Toya Delazy, Diezmo – Pah Pah [Fokuz Recordings]
This Zulu drum & bass anthem is what Afrorave is all about. I love how the trumpet transforms the song, the flow of the rap meeting the drums and bass it really doesn’t matter that the main vocal is sung in rap it all works together.
Jay Music – Kanye West (feat. Rosey Gold) [Sky Heaven]
This tune is a crowd-pleaser. I love how this song mixes all the elements I love about amapiano and gqom skillfully. The vocal chants move the music as it would if you were chanting with your mates in the club and it gives you that unity vibe. The log drum just ties it all up. There are many ways one could use the log drum, and this is one of my favourites.
Lemon & Herb – Ankole [Mixed In Motion Recordings]
This is an oldie, but a golden one at that! Lemon & Herb always demonstrate timeless synergy in their Afrotech fusion. “Ankole” struck me because of the way the vocals carry the song while it lays on a bed of melodic minimal tech, another example that sometimes less is more if you know how to create the perfect crossover combo.
Omagoqa – 4th WAVE [The Other Side Records]

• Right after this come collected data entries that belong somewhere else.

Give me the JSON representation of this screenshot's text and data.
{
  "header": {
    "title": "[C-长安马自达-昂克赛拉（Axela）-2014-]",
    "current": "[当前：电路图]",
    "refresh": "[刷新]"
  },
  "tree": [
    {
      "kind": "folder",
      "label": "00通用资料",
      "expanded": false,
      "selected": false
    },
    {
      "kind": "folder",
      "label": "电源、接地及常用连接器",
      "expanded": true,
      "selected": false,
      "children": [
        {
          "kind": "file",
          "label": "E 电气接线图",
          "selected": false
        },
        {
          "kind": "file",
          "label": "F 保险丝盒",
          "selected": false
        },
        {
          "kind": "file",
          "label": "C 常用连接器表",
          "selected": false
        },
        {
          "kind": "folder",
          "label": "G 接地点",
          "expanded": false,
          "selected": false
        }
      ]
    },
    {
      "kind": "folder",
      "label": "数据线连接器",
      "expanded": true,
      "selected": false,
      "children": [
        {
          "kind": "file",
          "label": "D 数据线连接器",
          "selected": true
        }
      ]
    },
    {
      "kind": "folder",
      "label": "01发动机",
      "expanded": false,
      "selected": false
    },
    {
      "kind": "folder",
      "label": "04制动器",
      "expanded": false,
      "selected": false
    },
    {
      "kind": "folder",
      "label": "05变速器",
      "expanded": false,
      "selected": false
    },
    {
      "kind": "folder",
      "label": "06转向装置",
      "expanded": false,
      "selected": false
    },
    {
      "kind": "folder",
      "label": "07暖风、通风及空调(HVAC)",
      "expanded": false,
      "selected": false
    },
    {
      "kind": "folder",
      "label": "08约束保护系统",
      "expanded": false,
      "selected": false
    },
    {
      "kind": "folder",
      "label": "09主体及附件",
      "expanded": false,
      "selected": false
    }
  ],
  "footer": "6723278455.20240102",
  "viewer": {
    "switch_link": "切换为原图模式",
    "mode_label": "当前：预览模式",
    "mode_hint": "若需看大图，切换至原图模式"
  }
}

Omagoqa came through with a freshness that was crisper than a morning breeze and hit the scene hard, from performing Barcelona Sona 2023 to headlining venues across Europe with their unique blend of gqom. I like “4th Wave” because it’s a heavy and harder end of gqom music. It doesn’t get gqomier than this. The tune takes up space while the synth hypnotically steers you to do something crazy on the dance floor.
KDA, Karnage Kills – Darkskin Queen (Scratcha DVA & Toya Delazy Remix) [The 40 Records]
“Where is the money for the Darkskin Queens?” I love this song. The lyrics are current and topical, addressing equal pay in the industry. It felt good to be on a tune where I could voice how people will use your ideas and not give credit, which happens to a lot of Black women writers in the creative process, meaning they cannot earn long-term.